Имэль пожала плечами:
– Откровенно говоря, да, тебя это удивляет? Ты бы не хотела, чтобы такой вот колючий ежик поскорей утопотал с твоего двора? К тому же ты сама ждешь не дождешься, когда сможешь покинуть Эллор – нет, разумеется, если ты найдешь в себе силы иначе посмотреть на все, что видишь здесь, если вы захотите задержаться или снова приехать в гости когда-нибудь…
– Я уверена, Элай непременно захочет когда-нибудь приехать в гости снова, снова и снова, – проворчала Алера и отвернулась к пруду. – Он ведь все-таки эльф.
* * *
В ожидании Имэль Элай подпирал ясень на развилке. Сегодня от истошных птичьих воплей у эльфа с утра пораньше разболелась голова, и он неодобрительно наворчал на Тахара, который предлагал сей же вздох мчаться на дворовые утренники. Тахар, ничуть не расстроившись на это ворчание, ринулся по дворам один и без всякого стеснения. Элай понимал – и Тахар знал, что Элай понимает: маг этим утром готов делать что угодно, лишь бы не просто сидеть в ожидании церемонии прощания, потому что это было бы решительно невыносимо. Все невыносимо, все труднее не заговорить о Ране, но они так долго молчат о нем, так долго притворяются, будто не думают о нем, что каждый лишний вздох делает начало разговора все больше и больше невозможным и ненужным.
Увидев, что Имэль возвращается, Элай пошел ей навстречу.
– И что?
Старшая взяла его под руку, крепко стиснула запястье маленькими сухими пальцами, и эльфы медленно пошли к деревне.
– А ничего особенного, Элай. Нет, девочка, конечно, интересная, но – нет, ничего особенного.
– Ты уверена?
Имэль прищурилась, и добрые глаза в морщинистых солнышках стали хищными:
– Послушай, милый мальчик, – Элая передернуло, – я живу на свете много дольше тебя, я повидала столько необычных и одаренных эльфов, людей и даже орков, не в голос они будут помянуты, что тебе и представить это трудно.
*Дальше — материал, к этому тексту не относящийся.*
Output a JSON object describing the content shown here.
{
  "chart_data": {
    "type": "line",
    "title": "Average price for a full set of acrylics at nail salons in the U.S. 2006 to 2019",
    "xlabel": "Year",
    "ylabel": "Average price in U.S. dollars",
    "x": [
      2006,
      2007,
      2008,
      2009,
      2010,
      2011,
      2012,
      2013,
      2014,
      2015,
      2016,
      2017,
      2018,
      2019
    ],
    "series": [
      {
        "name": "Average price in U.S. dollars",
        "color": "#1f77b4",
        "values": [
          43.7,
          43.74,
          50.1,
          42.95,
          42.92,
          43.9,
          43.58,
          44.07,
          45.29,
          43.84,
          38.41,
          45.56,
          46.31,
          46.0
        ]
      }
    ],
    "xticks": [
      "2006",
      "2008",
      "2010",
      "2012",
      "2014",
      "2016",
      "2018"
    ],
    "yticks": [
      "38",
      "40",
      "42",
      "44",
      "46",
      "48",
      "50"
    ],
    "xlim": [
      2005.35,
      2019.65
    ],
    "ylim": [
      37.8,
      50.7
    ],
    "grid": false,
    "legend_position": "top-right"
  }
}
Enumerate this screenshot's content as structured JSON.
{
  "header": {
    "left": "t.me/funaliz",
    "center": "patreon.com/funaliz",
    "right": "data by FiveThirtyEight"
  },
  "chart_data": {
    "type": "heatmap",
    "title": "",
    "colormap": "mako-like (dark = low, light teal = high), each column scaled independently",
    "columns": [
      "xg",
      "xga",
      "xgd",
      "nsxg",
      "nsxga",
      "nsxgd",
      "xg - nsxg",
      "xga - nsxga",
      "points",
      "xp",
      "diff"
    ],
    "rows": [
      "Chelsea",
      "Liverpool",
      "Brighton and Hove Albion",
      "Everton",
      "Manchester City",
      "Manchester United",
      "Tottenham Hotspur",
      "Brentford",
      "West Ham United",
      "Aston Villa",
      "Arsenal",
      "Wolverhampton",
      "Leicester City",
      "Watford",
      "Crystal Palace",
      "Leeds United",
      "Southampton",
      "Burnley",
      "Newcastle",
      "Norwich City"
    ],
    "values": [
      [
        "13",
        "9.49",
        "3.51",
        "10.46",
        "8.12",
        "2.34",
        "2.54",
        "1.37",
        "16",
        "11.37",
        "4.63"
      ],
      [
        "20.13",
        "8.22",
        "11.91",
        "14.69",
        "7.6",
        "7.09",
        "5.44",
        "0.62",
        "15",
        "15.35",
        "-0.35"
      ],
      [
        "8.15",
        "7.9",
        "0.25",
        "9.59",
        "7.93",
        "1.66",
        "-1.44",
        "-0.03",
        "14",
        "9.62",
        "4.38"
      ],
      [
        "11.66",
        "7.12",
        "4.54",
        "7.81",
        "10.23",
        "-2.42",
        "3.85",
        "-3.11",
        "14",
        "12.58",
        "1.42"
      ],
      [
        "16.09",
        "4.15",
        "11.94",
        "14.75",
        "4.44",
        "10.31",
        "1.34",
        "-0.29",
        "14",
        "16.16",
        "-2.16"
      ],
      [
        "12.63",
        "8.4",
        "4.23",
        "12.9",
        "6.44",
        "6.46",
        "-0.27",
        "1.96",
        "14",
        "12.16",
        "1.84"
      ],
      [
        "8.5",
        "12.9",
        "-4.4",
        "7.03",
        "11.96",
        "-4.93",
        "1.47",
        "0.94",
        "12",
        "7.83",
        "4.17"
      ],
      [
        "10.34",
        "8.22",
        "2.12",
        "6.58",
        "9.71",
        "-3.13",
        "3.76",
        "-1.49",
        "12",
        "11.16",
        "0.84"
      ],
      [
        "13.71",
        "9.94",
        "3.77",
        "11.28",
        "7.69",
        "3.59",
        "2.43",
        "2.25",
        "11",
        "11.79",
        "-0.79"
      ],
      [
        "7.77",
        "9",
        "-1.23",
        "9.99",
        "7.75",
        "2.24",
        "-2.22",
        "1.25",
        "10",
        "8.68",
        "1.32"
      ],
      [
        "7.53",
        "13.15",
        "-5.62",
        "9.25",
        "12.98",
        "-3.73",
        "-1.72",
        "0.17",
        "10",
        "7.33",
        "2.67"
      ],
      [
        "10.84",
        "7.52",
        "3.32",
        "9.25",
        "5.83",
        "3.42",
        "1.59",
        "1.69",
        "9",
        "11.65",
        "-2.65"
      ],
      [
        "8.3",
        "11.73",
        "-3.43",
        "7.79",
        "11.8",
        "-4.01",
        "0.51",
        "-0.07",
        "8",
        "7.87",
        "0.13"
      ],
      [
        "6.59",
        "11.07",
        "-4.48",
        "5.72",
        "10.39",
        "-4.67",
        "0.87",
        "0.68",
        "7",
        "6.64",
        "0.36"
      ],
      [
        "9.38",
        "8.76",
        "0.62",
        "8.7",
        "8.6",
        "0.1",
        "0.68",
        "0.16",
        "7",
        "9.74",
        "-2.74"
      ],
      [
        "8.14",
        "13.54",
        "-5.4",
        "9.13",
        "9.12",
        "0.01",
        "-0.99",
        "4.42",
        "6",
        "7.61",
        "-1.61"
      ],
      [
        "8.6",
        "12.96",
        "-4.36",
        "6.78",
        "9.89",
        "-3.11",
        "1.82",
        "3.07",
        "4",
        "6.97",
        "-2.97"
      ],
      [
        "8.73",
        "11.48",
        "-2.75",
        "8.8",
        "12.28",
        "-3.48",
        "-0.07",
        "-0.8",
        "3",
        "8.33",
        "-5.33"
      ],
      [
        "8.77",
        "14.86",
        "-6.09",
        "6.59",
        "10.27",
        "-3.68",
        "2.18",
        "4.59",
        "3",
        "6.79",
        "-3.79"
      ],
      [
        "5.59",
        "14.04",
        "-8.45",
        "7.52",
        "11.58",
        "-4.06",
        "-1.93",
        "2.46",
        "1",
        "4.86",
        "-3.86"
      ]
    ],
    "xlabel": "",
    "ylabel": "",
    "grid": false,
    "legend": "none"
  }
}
И я говорю тебе: нет! В ней нет таких талантов, которых не было бы у других людей, в ней нет наклонности к магии, у нее на лбу не горит знак величия и необычности. Понятно?
Элай пнул мелкий камешек.
– Нет. Непонятно. Мать Алеры говорила, что она важна, а мать Алеры была обучена как прорицательница, она не могла сказать такого беспричинно.
Эльфийка пожала плечами:
– Я не говорю, что она не сделает ничего особенного, я говорю, что она сама – не особенная.
Элай вздохнул.
– Ты перестанешь говорить загадками, почтенная, или нужно идти по сложному пути, ну я не знаю, обращаться к некромантам?..
– Не пойдешь ты ни к каким некромантам, разумеется, – невозмутимо ответствовала Имэль. – Тебе ведь на самом деле наплевать, что она совершит и чего не совершит, ты лишь воспользовался случаем узнать об этом наверняка, раз уж твоя подруга оказалась у меня перед глазами. Ты – не из тех эльфов, которые ради ответов рвут штаны на заднице, даже если ответы касаются их самих.
Элай смолчал.
– Так вот, – продолжала Имэль, – бывают особенные люди, о которых нельзя сказать, что именно удивительного они совершат, да и совершат ли вообще, но которые совершенно точно необычны сами по себе. А бывают обыкновеннейшие люди, которым начертано судьбой оказаться в особенное время в особенном месте и тем самым повлиять на ход событий.
– И?
– И у твоей подруги нет особенных качеств.
– Да, я понял. Но есть особенное место и событие?
Имэль долго молчала, словно не могла решить, какое из множества слов нужно использовать прямо сей вздох, и в конце концов ответила:
– Возможно.
– Возможно, – раздраженно повторил Элай. – Замечательно! Ее мать-предсказательница считала, что Алера важна для всех, потому что, возможно, она окажется в нужное время в нужном месте и пнет там какую-нибудь дверь, которую может пнуть кто угодно другой, так?
– Так.
Эльф сердито заворчал.
– Думаешь, это менее важно, чем быть особенным человеком, который не окажется в нужное время в правильном месте и не откроет там никакой двери? – спросила Имэль.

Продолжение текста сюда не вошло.